ANTARA Burkini dan Bikini. Pengadilan tertinggi Prancis telah memutuskan untuk melarang penggunaan “burkini” di fasilitas renang umum.
Sementara, wanita dengan tampilan bertelanjang dada di depan umum tidak akan ditindak alias diperbolehkan.
Dewan Negara Prancis, pengadilan administratif tertinggi di negara itu, menganggap bahwa jika mengizinkan burkini atau sejenis pakaian renang wanita Muslim, maka akan melanggar tata pemerintahan sekuler dan undang-undang yang menentang pengaruh agama. {Republika, 24 Juni 2022]
Jurnalis dan Travel Writer Uttiek M. Panji Astuti menulis, Burkini yang dipermasalahkan itu adalah pakaian renang model tertutup dari ujung kepala sampai kaki dengan penutup kepala yang biasa dikenakan Muslimah.
“Sesuatu yang sangat umum dijumpai di kolam renang atau pantai di Indonesia, Malaysia dan negara Muslim lainnya. Namun selalu dipermasalahkan di negara Barat, utamanya Prancis,” tulisnya pada (24/6).
Burkini diciptakan oleh desainer Australia keturunan Lebanon bernama Aheeda Zanetti.
“Ini tentang integrasi dan penerimaan serta bagaimana menjadi sama tanpa dihakimi. Sulit bagi kami saat itu, komunitas Muslim. Mereka memiliki rasa takut melangkah keluar, termasuk ke kolam renang umum dan sebagainya,” jelas Zanetti dalam wawancaranya dengan The Guardian.
Menariknya, pelanggan burkini yang diproduksinya sebanyak 60%-nya adalah non Muslim.
“Burkini tidak hanya dikenakan Muslim, namun juga mereka yang menjunjung nilai kesopanan dan tidak ingin memakai bikini karena alasan kesehatan,” lanjutnya.

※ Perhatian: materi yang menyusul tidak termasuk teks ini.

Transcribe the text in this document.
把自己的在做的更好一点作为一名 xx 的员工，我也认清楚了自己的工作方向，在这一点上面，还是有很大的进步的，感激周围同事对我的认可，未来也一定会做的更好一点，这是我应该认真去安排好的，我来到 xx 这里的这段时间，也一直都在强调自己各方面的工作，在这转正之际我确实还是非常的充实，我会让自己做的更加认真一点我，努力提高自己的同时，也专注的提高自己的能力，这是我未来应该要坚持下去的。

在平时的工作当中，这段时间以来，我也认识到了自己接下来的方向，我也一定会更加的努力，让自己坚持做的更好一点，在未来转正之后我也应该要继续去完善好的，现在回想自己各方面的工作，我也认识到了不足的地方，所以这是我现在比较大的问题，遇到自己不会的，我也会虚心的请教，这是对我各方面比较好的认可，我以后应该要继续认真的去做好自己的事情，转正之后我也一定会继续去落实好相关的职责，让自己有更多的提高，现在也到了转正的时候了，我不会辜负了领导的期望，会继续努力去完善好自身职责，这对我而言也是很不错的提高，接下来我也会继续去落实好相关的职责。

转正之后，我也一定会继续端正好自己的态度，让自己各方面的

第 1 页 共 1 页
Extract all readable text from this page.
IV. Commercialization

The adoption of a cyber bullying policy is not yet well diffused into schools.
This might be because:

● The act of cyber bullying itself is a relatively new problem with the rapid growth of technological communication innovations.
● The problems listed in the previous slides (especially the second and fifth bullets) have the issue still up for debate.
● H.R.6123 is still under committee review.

Menariknya, saat UU pelarangan burkini disahkan di Prancis, belum lama berselang Amerika membatalkan UU ketelanjangan yang melarang wanita bertelanjang dada di pantai.
Sebuah proposal Nantucket, Massachusetts berjudul “Gender Equality on Beaches” memungkinkan siapa pun untuk bertelanjang dada di pantai, telah disahkan bulan lalu pada pertemuan kota tahunan.
Amandemen itu berbunyi: “Untuk mempromosikan kesetaraan bagi semua orang, setiap orang diperbolehkan bertelanjang dada di pantai umum atau pribadi di kota”.
“Astagfirullah! Kalau sekarang Prancis begitu getol menyoal pakaian Muslimah, dari jilbab hingga burkini, sungguh tak tahu diri,” tambah Uttiek.
Mereka harus belajar sejarahnya lagi. Bagaimana Muslim Andalusia mengajarkan cara berpakaian sesuai musimnya pada mereka.
Baca Juga: Muslimah Australia Diusir dari Pantai Prancis karena Burkini
Antara Burkini dan Bikini
View this post on Instagram
Seperti diketahui, pakaian di negara 4 musim tidak sama dengan kita yang tinggal di negara tropis. Di mana sepanjang tahun, pakaian yang sama bisa dikenakan kapan saja.
Di negara 4 musim, hal itu tidak berlaku. Semisal di musim dingin tidak memakai pakaian tebal yang bisa menghangatkan tubuh, akan berakibat fatal.
Pembagian fashion berdasar musim yang masih digunakan hingga hari ini merupakan buah pikir seniman multitalenta bernama Abu l-Hasan ‘Ali Ibn Nafi’ atau yang di Barat dikenal dengan nama Ziryab.
Tak hanya mengajarkan cara memilih bahan pakaian yang sesuai dengan musimnya, sehingga membuat nyaman pemakainya, Ziryab pun mengajarkan tentang keindahannya.
Pakaian musim dingin berwarna lebih gelap dan bahan yang lebih berat dilengkapi dengan bulu-bulu yang menghangatkan.
Di musim gugur bisa memilih warna merah, kuning, dan oranye, yang mencerminkan perubahan warna daun.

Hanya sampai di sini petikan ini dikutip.